"[I]t is intercourse." — Chief Justice John MarshallYesterday liberals went bananas, pursuant to a post by Prof. Orin Kerr at the Volokh Conspiracy, in which Kerr accused U.S. District Judge Henry E. Hudson, the author of Monday's PPACA opinion, of making a "significant error." Brian Beutler at TPM therefore called Hudson an "amateur," and MSNBC's Keith Olbermann made Hudson his "worst person in the world." Many others bowed to Kerr's apparent authority, including the inexplicably popular Madison blogger Ann Althouse.
None of them bothered to check Kerr's work before pounding out their screeds. But what should have been immediately obvious to anyone who had read the opinion — including Kerr — was that the passage Kerr was criticizing was not part of the judge's "ruling" but rather that portion of the opinion that was reiterating the arguments of the two parties, in this instance a claim made by VA's AG Ken Cuccinelli.
The following comment appears below this excellent rebuttal to Kerr:
Hudson got it right and Kerr got it wrong, and embarrassingly so for a law professor. The [necessary and proper] clause does not establish [its own] substantive legislative authority. The substantive constitutional hook must come from a separate constitutional authority, in this case the interstate commerce clause. This much Kerr seems to get right.Comment by Aged Attorney — 12/14/2010 @ 5:38 pm
Kerr’s analysis seems to imply that the N&P clause can render constitutional a specific statutory section that is otherwise unconstitutional because the section is part of a larger legislative scheme. This is incorrect.
In this case, the challenge is specifically that the individual mandate provision of Obamacare is unconstitutional. The S.Ct.'s analysis in Gonzales, Lopez, and Morrison* demonstrates that the specific statutory provision(s) being challenged are subject to scrutiny by the Court. The mere fact that a specific statutory section is part of a larger legislative framework is not sufficient to support the constitutionality of that specific provision.
In layman's terms, the mere fact that Congress possesses the power to regulate the broad field of health care under the commerce clause is not sufficient to rebut a challenge to the specific statutory section that requires individuals to obtain insurance. Congress must establish that it has authority to legislate the specific provision.
The absence of economic activity cannot be regulated by Congress under the [interstate commerce clause], regardless of whether the absence of economic activity is part of a larger legislative scheme. It is unconstitutional for Congress to impose an individual mandate to purchase insurance or otherwise engage in economic activity. Unconstitutional acts of Congress cannot be rendered constitutional by virtue of the N&P clause.
Hudson's opinion could perhaps have been more explicit on this point, but it is hardly necessary.

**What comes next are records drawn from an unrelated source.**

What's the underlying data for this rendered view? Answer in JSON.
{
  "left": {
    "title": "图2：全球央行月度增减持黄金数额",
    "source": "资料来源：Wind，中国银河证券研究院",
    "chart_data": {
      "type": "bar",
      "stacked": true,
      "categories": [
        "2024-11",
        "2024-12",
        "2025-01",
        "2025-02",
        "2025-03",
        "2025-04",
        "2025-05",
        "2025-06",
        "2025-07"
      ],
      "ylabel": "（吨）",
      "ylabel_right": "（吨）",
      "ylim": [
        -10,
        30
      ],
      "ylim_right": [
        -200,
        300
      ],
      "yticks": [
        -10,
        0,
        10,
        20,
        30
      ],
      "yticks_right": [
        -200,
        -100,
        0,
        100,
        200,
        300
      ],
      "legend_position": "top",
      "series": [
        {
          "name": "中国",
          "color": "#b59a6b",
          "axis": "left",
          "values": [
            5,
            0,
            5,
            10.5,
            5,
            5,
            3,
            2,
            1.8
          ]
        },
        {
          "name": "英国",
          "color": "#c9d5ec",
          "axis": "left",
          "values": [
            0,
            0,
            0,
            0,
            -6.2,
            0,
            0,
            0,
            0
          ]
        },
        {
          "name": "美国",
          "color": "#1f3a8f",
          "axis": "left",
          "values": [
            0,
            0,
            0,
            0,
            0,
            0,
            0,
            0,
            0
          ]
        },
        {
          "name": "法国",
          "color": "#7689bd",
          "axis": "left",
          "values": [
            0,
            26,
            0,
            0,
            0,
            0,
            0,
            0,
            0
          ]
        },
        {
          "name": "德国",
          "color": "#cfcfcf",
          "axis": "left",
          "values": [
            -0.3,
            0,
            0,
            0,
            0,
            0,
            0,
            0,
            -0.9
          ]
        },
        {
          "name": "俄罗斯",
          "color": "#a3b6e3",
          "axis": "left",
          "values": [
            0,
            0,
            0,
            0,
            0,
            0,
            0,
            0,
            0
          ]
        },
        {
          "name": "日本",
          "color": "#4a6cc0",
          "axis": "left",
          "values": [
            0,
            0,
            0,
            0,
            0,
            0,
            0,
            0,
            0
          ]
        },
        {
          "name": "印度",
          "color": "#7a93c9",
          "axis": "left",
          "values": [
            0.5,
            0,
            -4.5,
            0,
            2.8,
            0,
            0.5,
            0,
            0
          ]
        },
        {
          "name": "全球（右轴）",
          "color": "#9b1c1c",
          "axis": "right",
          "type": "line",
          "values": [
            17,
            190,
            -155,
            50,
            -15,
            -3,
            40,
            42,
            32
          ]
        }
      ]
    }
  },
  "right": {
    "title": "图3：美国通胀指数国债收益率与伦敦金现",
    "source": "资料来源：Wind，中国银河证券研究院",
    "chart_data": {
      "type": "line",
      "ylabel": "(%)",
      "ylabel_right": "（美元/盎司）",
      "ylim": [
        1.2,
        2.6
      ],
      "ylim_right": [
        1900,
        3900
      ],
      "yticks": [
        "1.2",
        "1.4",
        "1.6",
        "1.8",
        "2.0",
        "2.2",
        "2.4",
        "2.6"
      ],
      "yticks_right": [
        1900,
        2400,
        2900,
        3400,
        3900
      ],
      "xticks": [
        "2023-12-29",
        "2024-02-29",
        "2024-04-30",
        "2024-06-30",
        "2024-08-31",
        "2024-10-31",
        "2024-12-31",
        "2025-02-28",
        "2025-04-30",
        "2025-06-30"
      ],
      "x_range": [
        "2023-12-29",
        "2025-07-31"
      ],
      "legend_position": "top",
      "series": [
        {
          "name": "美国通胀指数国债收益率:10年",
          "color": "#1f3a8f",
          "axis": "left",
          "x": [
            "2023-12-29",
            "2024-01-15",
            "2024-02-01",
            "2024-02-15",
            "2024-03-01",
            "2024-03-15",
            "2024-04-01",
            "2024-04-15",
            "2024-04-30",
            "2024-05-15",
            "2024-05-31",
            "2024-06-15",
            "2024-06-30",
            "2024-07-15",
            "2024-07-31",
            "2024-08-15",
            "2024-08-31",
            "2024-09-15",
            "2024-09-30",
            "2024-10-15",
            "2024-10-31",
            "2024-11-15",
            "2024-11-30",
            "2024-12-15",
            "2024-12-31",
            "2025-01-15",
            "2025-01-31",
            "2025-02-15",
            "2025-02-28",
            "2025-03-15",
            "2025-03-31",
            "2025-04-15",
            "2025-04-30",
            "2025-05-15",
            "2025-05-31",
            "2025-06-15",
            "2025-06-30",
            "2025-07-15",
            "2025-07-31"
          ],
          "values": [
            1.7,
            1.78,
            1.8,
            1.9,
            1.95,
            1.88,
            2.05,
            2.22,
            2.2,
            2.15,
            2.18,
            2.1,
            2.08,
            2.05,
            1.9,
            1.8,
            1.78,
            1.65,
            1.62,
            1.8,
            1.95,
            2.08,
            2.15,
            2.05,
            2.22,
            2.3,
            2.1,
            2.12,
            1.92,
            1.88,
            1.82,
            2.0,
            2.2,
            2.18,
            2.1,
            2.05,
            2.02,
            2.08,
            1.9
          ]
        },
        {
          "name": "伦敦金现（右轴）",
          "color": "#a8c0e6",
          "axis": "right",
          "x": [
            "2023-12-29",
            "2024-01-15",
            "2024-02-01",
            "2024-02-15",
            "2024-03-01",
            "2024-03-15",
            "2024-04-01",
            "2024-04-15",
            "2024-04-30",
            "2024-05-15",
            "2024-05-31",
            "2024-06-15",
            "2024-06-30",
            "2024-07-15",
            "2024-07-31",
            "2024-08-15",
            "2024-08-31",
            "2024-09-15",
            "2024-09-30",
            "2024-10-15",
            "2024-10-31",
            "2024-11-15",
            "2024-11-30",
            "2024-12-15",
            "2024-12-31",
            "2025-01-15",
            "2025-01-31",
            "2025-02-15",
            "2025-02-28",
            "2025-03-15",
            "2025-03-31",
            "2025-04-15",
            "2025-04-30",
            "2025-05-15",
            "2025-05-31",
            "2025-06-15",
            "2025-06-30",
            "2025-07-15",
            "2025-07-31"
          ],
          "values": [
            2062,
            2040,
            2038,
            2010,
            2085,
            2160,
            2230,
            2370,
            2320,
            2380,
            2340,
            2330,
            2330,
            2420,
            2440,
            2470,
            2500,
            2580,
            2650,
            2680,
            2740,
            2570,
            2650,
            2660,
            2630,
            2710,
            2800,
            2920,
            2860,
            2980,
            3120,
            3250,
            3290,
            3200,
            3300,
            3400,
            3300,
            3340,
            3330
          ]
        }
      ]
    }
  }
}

* Gonzales v. Raich (at issue: growing medical marijuana) stands for an expansive view of Congress's interstate commerce power, while U.S. v. Lopez (gun-free school zones) and U.S. v. Morrison (1994's Violence Against Women Act) both stand for a more restrictive application. These three Supreme Court cases (and a handful of others) provide much of the doctrinal grist for both supporters and opponents of the PPACA's individual insurance mandate.
All three cases, however, are addressed to deliberate activities.
eta: Think Progress issues a thoroughly ad hominem objection.
We're aware Henry Hudson is a Republican. As is John E. Jones III.